Policy

Public Defender in GA: Cops Can't Use Thermal Images of Possible Grow Lights For Search Warrants

|

A public defender in Georgia is hoping to have his client's case dismissed by a Georgia Superior Court after claiming that evidence against his client was illegally obtained. James Brundgie has been charged with the manufacture of marijuana, possession with intent to distribute, and possession of a controlled substance after a judge approved a warrant to search his property after thermal imaging detected a "hot spot" in his garage.
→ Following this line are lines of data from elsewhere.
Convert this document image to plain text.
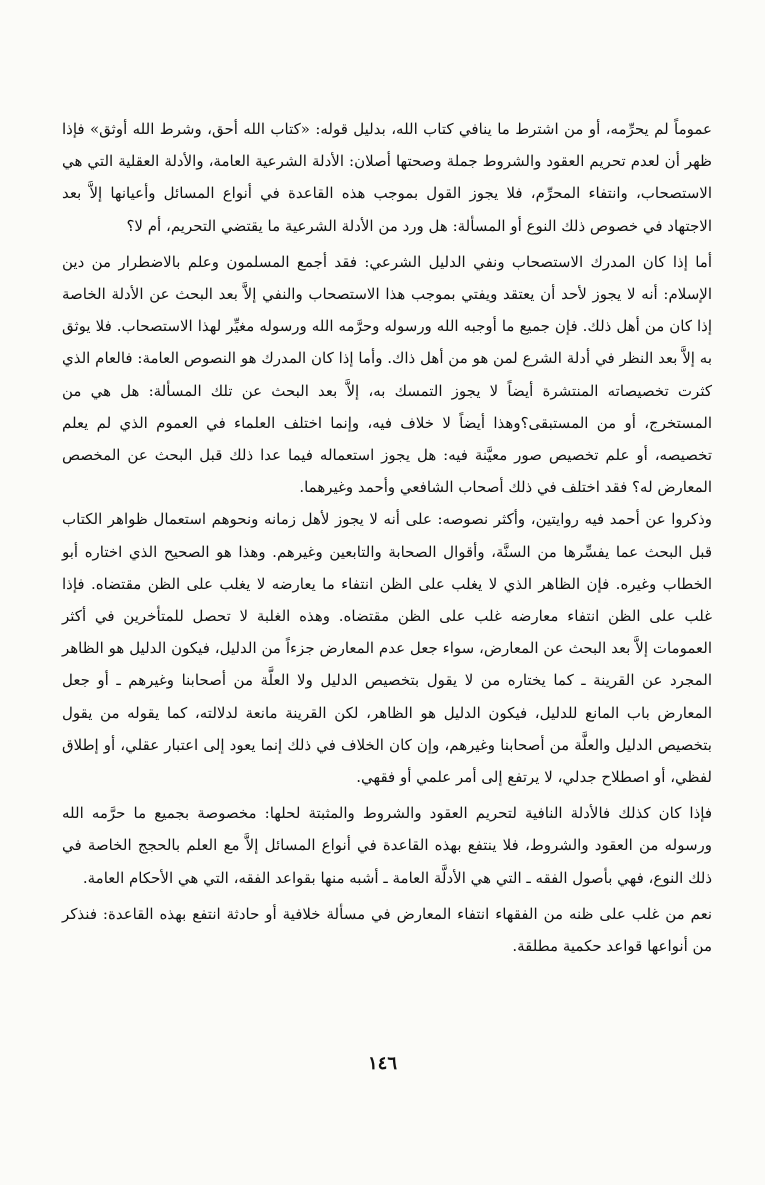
عموماً لم يحرِّمه، أو من اشترط ما ينافي كتاب الله، بدليل قوله: «كتاب الله أحق، وشرط الله أوثق» فإذا ظهر أن لعدم تحريم العقود والشروط جملة وصحتها أصلان: الأدلة الشرعية العامة، والأدلة العقلية التي هي الاستصحاب، وانتفاء المحرِّم، فلا يجوز القول بموجب هذه القاعدة في أنواع المسائل وأعيانها إلاَّ بعد الاجتهاد في خصوص ذلك النوع أو المسألة: هل ورد من الأدلة الشرعية ما يقتضي التحريم، أم لا؟

أما إذا كان المدرك الاستصحاب ونفي الدليل الشرعي: فقد أجمع المسلمون وعلم بالاضطرار من دين الإسلام: أنه لا يجوز لأحد أن يعتقد ويفتي بموجب هذا الاستصحاب والنفي إلاَّ بعد البحث عن الأدلة الخاصة إذا كان من أهل ذلك. فإن جميع ما أوجبه الله ورسوله وحرَّمه الله ورسوله مغيِّر لهذا الاستصحاب. فلا يوثق به إلاَّ بعد النظر في أدلة الشرع لمن هو من أهل ذاك. وأما إذا كان المدرك هو النصوص العامة: فالعام الذي كثرت تخصيصاته المنتشرة أيضاً لا يجوز التمسك به، إلاَّ بعد البحث عن تلك المسألة: هل هي من المستخرج، أو من المستبقى؟وهذا أيضاً لا خلاف فيه، وإنما اختلف العلماء في العموم الذي لم يعلم تخصيصه، أو علم تخصيص صور معيَّنة فيه: هل يجوز استعماله فيما عدا ذلك قبل البحث عن المخصص المعارض له؟ فقد اختلف في ذلك أصحاب الشافعي وأحمد وغيرهما.

وذكروا عن أحمد فيه روايتين، وأكثر نصوصه: على أنه لا يجوز لأهل زمانه ونحوهم استعمال ظواهر الكتاب قبل البحث عما يفسِّرها من السنَّة، وأقوال الصحابة والتابعين وغيرهم. وهذا هو الصحيح الذي اختاره أبو الخطاب وغيره. فإن الظاهر الذي لا يغلب على الظن انتفاء ما يعارضه لا يغلب على الظن مقتضاه. فإذا غلب على الظن انتفاء معارضه غلب على الظن مقتضاه. وهذه الغلبة لا تحصل للمتأخرين في أكثر العمومات إلاَّ بعد البحث عن المعارض، سواء جعل عدم المعارض جزءاً من الدليل، فيكون الدليل هو الظاهر المجرد عن القرينة ـ كما يختاره من لا يقول بتخصيص الدليل ولا العلَّة من أصحابنا وغيرهم ـ أو جعل المعارض باب المانع للدليل، فيكون الدليل هو الظاهر، لكن القرينة مانعة لدلالته، كما يقوله من يقول بتخصيص الدليل والعلَّة من أصحابنا وغيرهم، وإن كان الخلاف في ذلك إنما يعود إلى اعتبار عقلي، أو إطلاق لفظي، أو اصطلاح جدلي، لا يرتفع إلى أمر علمي أو فقهي.

فإذا كان كذلك فالأدلة النافية لتحريم العقود والشروط والمثبتة لحلها: مخصوصة بجميع ما حرَّمه الله ورسوله من العقود والشروط، فلا ينتفع بهذه القاعدة في أنواع المسائل إلاَّ مع العلم بالحجج الخاصة في ذلك النوع، فهي بأصول الفقه ـ التي هي الأدلَّة العامة ـ أشبه منها بقواعد الفقه، التي هي الأحكام العامة.

نعم من غلب على ظنه من الفقهاء انتفاء المعارض في مسألة خلافية أو حادثة انتفع بهذه القاعدة: فنذكر من أنواعها قواعد حكمية مطلقة.

١٤٦
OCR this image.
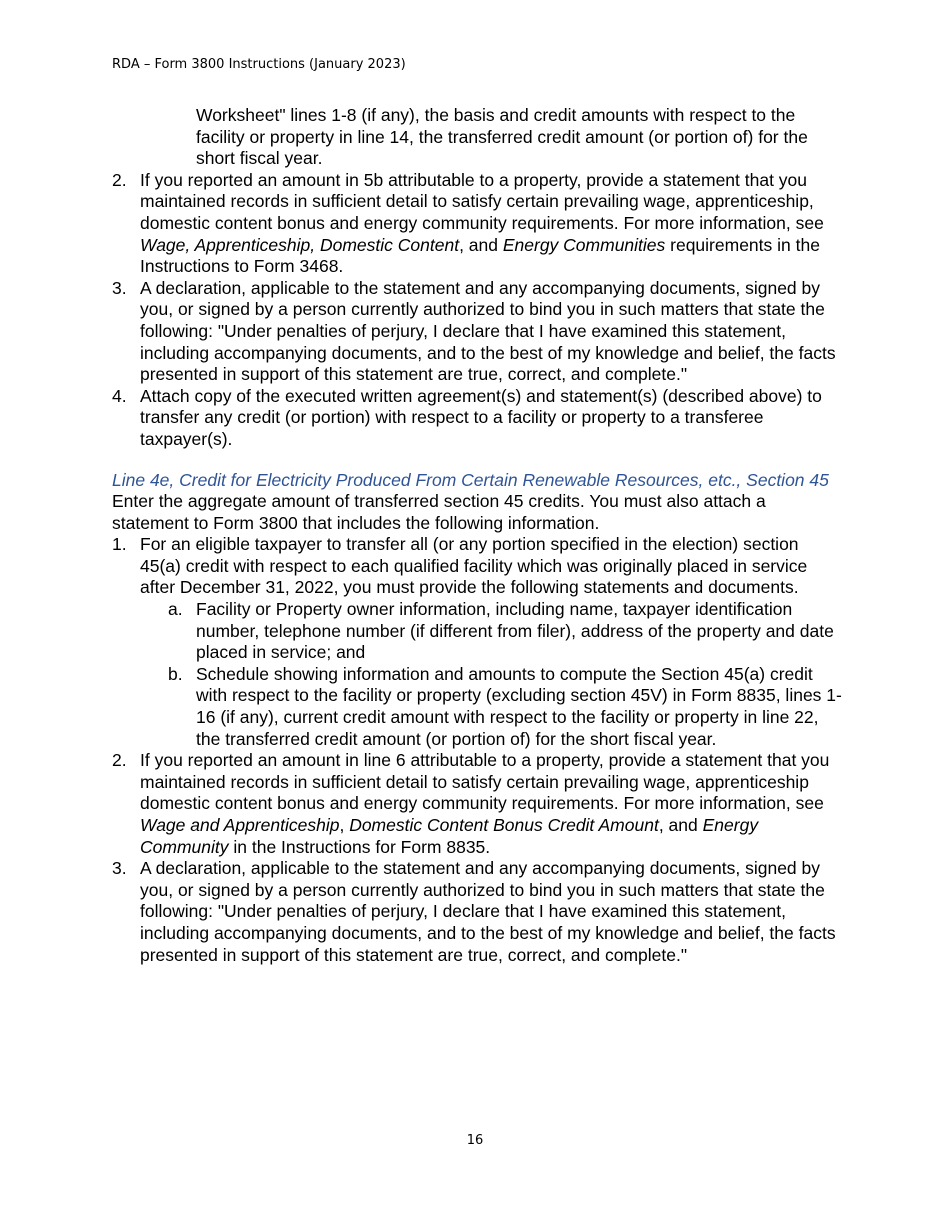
RDA – Form 3800 Instructions (January 2023)
Worksheet" lines 1-8 (if any), the basis and credit amounts with respect to the facility or property in line 14, the transferred credit amount (or portion of) for the short fiscal year.
2. If you reported an amount in 5b attributable to a property, provide a statement that you maintained records in sufficient detail to satisfy certain prevailing wage, apprenticeship, domestic content bonus and energy community requirements. For more information, see Wage, Apprenticeship, Domestic Content, and Energy Communities requirements in the Instructions to Form 3468.
3. A declaration, applicable to the statement and any accompanying documents, signed by you, or signed by a person currently authorized to bind you in such matters that state the following: "Under penalties of perjury, I declare that I have examined this statement, including accompanying documents, and to the best of my knowledge and belief, the facts presented in support of this statement are true, correct, and complete."
4. Attach copy of the executed written agreement(s) and statement(s) (described above) to transfer any credit (or portion) with respect to a facility or property to a transferee taxpayer(s).
Line 4e, Credit for Electricity Produced From Certain Renewable Resources, etc., Section 45
Enter the aggregate amount of transferred section 45 credits. You must also attach a statement to Form 3800 that includes the following information.
1. For an eligible taxpayer to transfer all (or any portion specified in the election) section 45(a) credit with respect to each qualified facility which was originally placed in service after December 31, 2022, you must provide the following statements and documents.
a. Facility or Property owner information, including name, taxpayer identification number, telephone number (if different from filer), address of the property and date placed in service; and
b. Schedule showing information and amounts to compute the Section 45(a) credit with respect to the facility or property (excluding section 45V) in Form 8835, lines 1-16 (if any), current credit amount with respect to the facility or property in line 22, the transferred credit amount (or portion of) for the short fiscal year.
2. If you reported an amount in line 6 attributable to a property, provide a statement that you maintained records in sufficient detail to satisfy certain prevailing wage, apprenticeship domestic content bonus and energy community requirements. For more information, see Wage and Apprenticeship, Domestic Content Bonus Credit Amount, and Energy Community in the Instructions for Form 8835.
3. A declaration, applicable to the statement and any accompanying documents, signed by you, or signed by a person currently authorized to bind you in such matters that state the following: "Under penalties of perjury, I declare that I have examined this statement, including accompanying documents, and to the best of my knowledge and belief, the facts presented in support of this statement are true, correct, and complete."
16
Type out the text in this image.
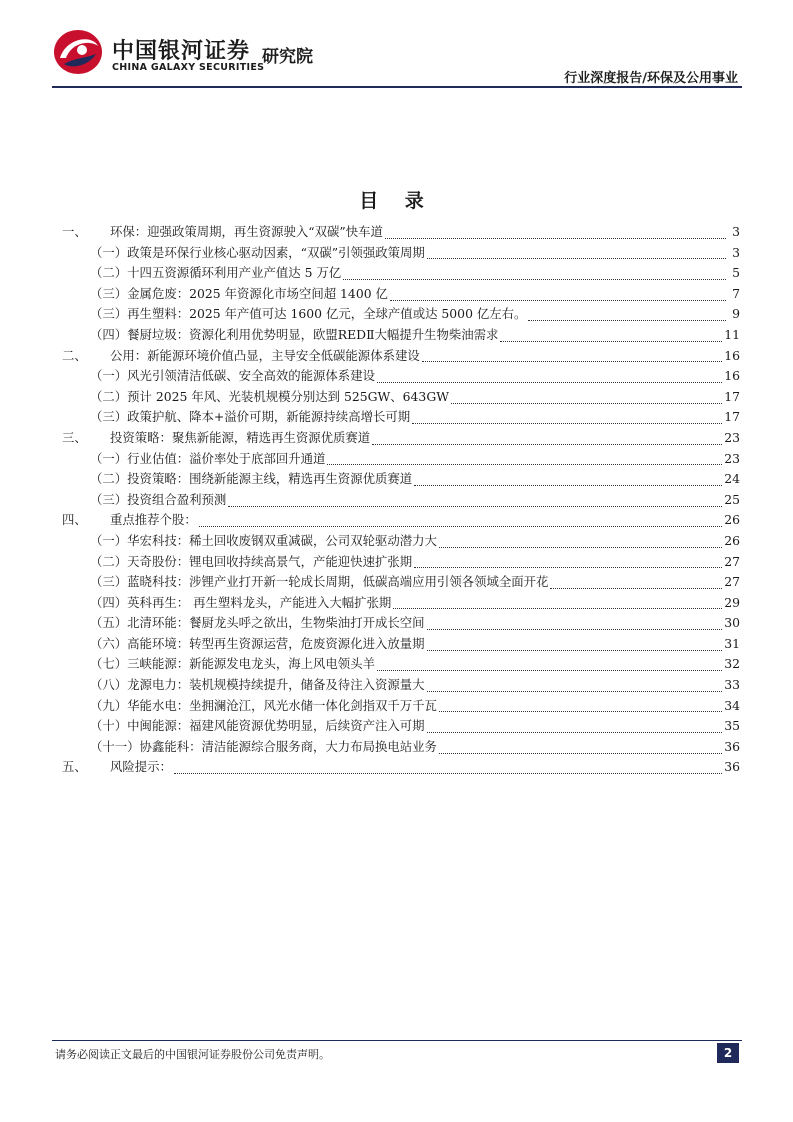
中国银河证券
CHINA GALAXY SECURITIES
研究院
行业深度报告/环保及公用事业
目 录
一、	环保：迎强政策周期，再生资源驶入“双碳”快车道	3
（一）政策是环保行业核心驱动因素，“双碳”引领强政策周期	3
（二）十四五资源循环利用产业产值达 5 万亿	5
（三）金属危废：2025 年资源化市场空间超 1400 亿	7
（三）再生塑料：2025 年产值可达 1600 亿元，全球产值或达 5000 亿左右。	9
（四）餐厨垃圾：资源化利用优势明显，欧盟REDⅡ大幅提升生物柴油需求	11
二、	公用：新能源环境价值凸显，主导安全低碳能源体系建设	16
（一）风光引领清洁低碳、安全高效的能源体系建设	16
（二）预计 2025 年风、光装机规模分别达到 525GW、643GW	17
（三）政策护航、降本+溢价可期，新能源持续高增长可期	17
三、	投资策略：聚焦新能源，精选再生资源优质赛道	23
（一）行业估值：溢价率处于底部回升通道	23
（二）投资策略：围绕新能源主线，精选再生资源优质赛道	24
（三）投资组合盈利预测	25
四、	重点推荐个股：	26
（一）华宏科技：稀土回收废钢双重减碳，公司双轮驱动潜力大	26
（二）天奇股份：锂电回收持续高景气，产能迎快速扩张期	27
（三）蓝晓科技：涉锂产业打开新一轮成长周期，低碳高端应用引领各领域全面开花	27
（四）英科再生： 再生塑料龙头，产能进入大幅扩张期	29
（五）北清环能：餐厨龙头呼之欲出，生物柴油打开成长空间	30
（六）高能环境：转型再生资源运营，危废资源化进入放量期	31
（七）三峡能源：新能源发电龙头，海上风电领头羊	32
（八）龙源电力：装机规模持续提升，储备及待注入资源量大	33
（九）华能水电：坐拥澜沧江，风光水储一体化剑指双千万千瓦	34
（十）中闽能源：福建风能资源优势明显，后续资产注入可期	35
（十一）协鑫能科：清洁能源综合服务商，大力布局换电站业务	36
五、	风险提示：	36
请务必阅读正文最后的中国银河证券股份公司免责声明。	2
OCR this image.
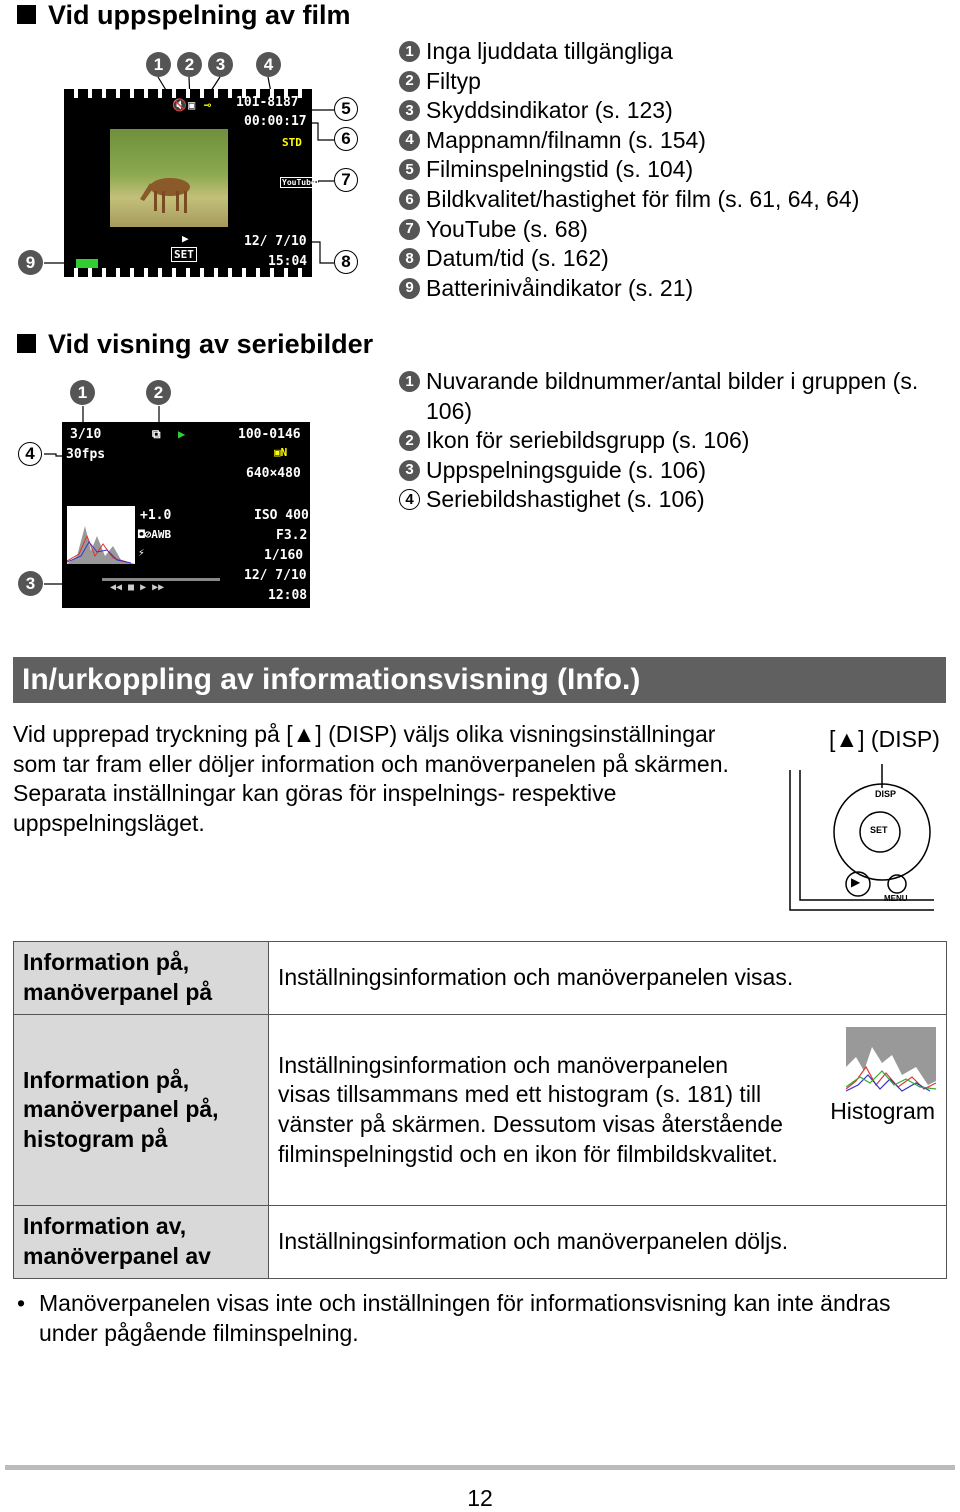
Vid uppspelning av film
1	2	3	4
5
6
7
8
9
🔇 ▣ ⊸ 101-8187
00:00:17
STD
YouTube
▶
SET
12/ 7/10
15:04
1 Inga ljuddata tillgängliga
2 Filtyp
3 Skyddsindikator (s. 123)
4 Mappnamn/filnamn (s. 154)
5 Filminspelningstid (s. 104)
6 Bildkvalitet/hastighet för film (s. 61, 64, 64)
7 YouTube (s. 68)
8 Datum/tid (s. 162)
9 Batterinivåindikator (s. 21)
Vid visning av seriebilder
1	2
3
4
3/10
30fps
⧉ ▶	100-0146
▣N
640×480
+1.0
◘⊘AWB
⚡
ISO 400
F3.2
1/160
12/ 7/10
12:08
◀◀ ■ ▶ ▶▶
1 Nuvarande bildnummer/antal bilder i gruppen (s. 106)
2 Ikon för seriebildsgrupp (s. 106)
3 Uppspelningsguide (s. 106)
4 Seriebildshastighet (s. 106)
In/urkoppling av informationsvisning (Info.)
Vid upprepad tryckning på [▲] (DISP) väljs olika visningsinställningar som tar fram eller döljer information och manöverpanelen på skärmen. Separata inställningar kan göras för inspelnings- respektive uppspelningsläget.
[▲] (DISP)
DISP
SET
▶
MENU
Information på, manöverpanel på	Inställningsinformation och manöverpanelen visas.
Information på, manöverpanel på, histogram på	Inställningsinformation och manöverpanelen visas tillsammans med ett histogram (s. 181) till vänster på skärmen. Dessutom visas återstående filminspelningstid och en ikon för filmbildskvalitet.
Histogram

Information av, manöverpanel av	Inställningsinformation och manöverpanelen döljs.
• Manöverpanelen visas inte och inställningen för informationsvisning kan inte ändras under pågående filminspelning.
12
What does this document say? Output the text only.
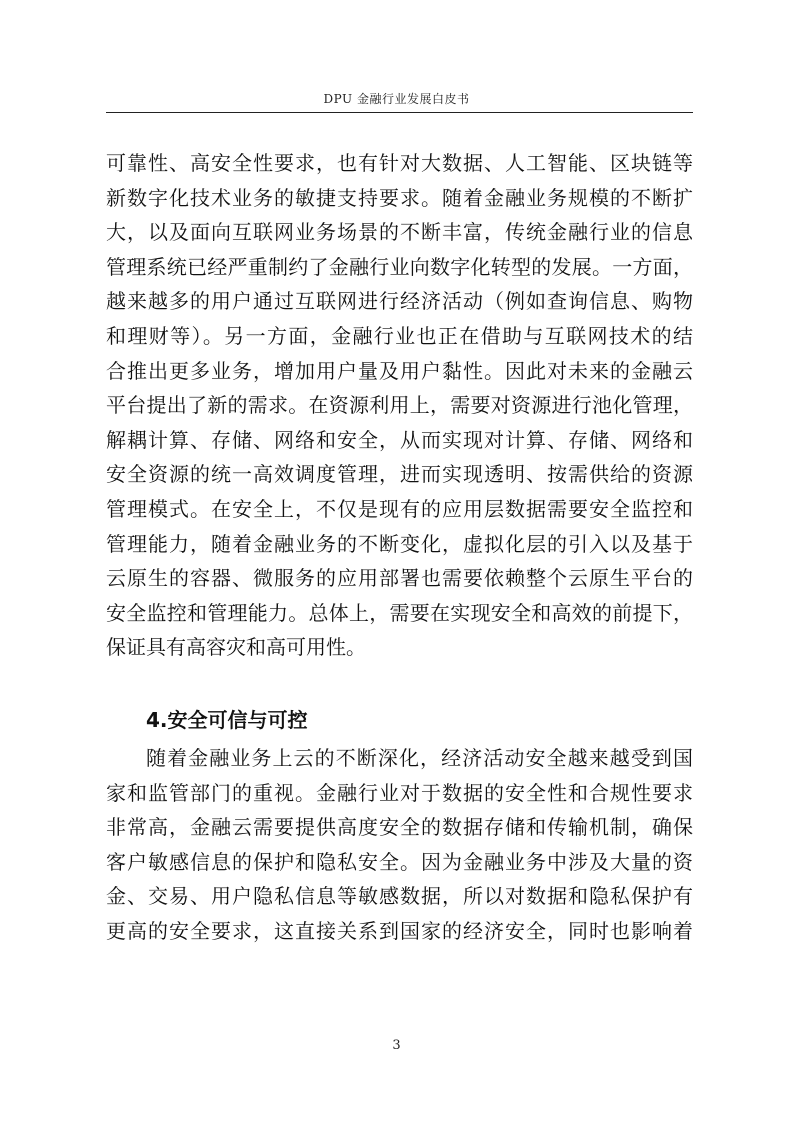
DPU 金融行业发展白皮书
可靠性、高安全性要求，也有针对大数据、人工智能、区块链等
新数字化技术业务的敏捷支持要求。随着金融业务规模的不断扩
大，以及面向互联网业务场景的不断丰富，传统金融行业的信息
管理系统已经严重制约了金融行业向数字化转型的发展。一方面，
越来越多的用户通过互联网进行经济活动（例如查询信息、购物
和理财等）。另一方面，金融行业也正在借助与互联网技术的结
合推出更多业务，增加用户量及用户黏性。因此对未来的金融云
平台提出了新的需求。在资源利用上，需要对资源进行池化管理，
解耦计算、存储、网络和安全，从而实现对计算、存储、网络和
安全资源的统一高效调度管理，进而实现透明、按需供给的资源
管理模式。在安全上，不仅是现有的应用层数据需要安全监控和
管理能力，随着金融业务的不断变化，虚拟化层的引入以及基于
云原生的容器、微服务的应用部署也需要依赖整个云原生平台的
安全监控和管理能力。总体上，需要在实现安全和高效的前提下，
保证具有高容灾和高可用性。
4.安全可信与可控
随着金融业务上云的不断深化，经济活动安全越来越受到国
家和监管部门的重视。金融行业对于数据的安全性和合规性要求
非常高，金融云需要提供高度安全的数据存储和传输机制，确保
客户敏感信息的保护和隐私安全。因为金融业务中涉及大量的资
金、交易、用户隐私信息等敏感数据，所以对数据和隐私保护有
更高的安全要求，这直接关系到国家的经济安全，同时也影响着
3
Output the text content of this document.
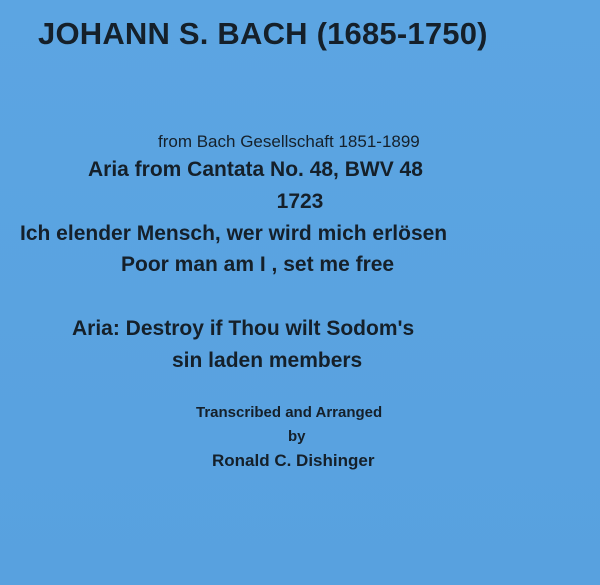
JOHANN S. BACH (1685-1750)
from Bach Gesellschaft 1851-1899
Aria from Cantata No. 48, BWV 48
1723
Ich elender Mensch, wer wird mich erlösen
Poor man am I , set me free
Aria: Destroy if Thou wilt Sodom's
sin laden members
Transcribed and Arranged
by
Ronald C. Dishinger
If the search warrant is upheld it will be a worrying precedent to set as police forces and other agencies will be able to justify thermal imaging of entire neighborhoods in search of similar "hot spots".

The public defender, Benjamin Pearlman, is rightly arguing that the warrant should never have been issued as Georgia law states that a warrant may not be issued "for anything other than physical, tangible evidence," It is hard to see exactly how a thermal scan fits into the category of physical or tangible evidence.

As Pearlman stated in his filing:

Logically, search warrants are sought by officers to enable them to search for and seize evidence which would be brought to court and introduced in the course of proving the state's case against a defendant…Heat or heat loss, standing alone, cannot be brought to court for a jury to examine.

Andrew Napolitano wrote last week that there is already a worrying amount of surveillance and evidence-mining going on with the most asinine of justifications. Current legislation allows government agencies to share the "evidence" collected by domestic surveillance with other government agencies so long as "the recipient is reasonably perceived to have a specific, lawful governmental function" It is worrying that the definition of "evidence" is being stretched as far as the English language will allow and that the means by which it is being gathered is permitted in the first place. As Napolitano pointed out, this is the first time since the Civil War that military personnel are being deployed within the United States to spy on citizens, and the use of similar technologies by police authorities is hardly any less worrying. 

The unfortunate reality is that largely beneficial breakthroughs in technology have granted the government and police forces an arsenal of irresistible toys that make intrusion a lot easier and more disguised. Let's hope that the Georgia Superior Court rules in favor of James Brundgie. Not only is it questionable whether thermal "hot spots" fit the criterion for evidence, but allowing the use of thermal scans is an intrusion too far that could soon become the norm.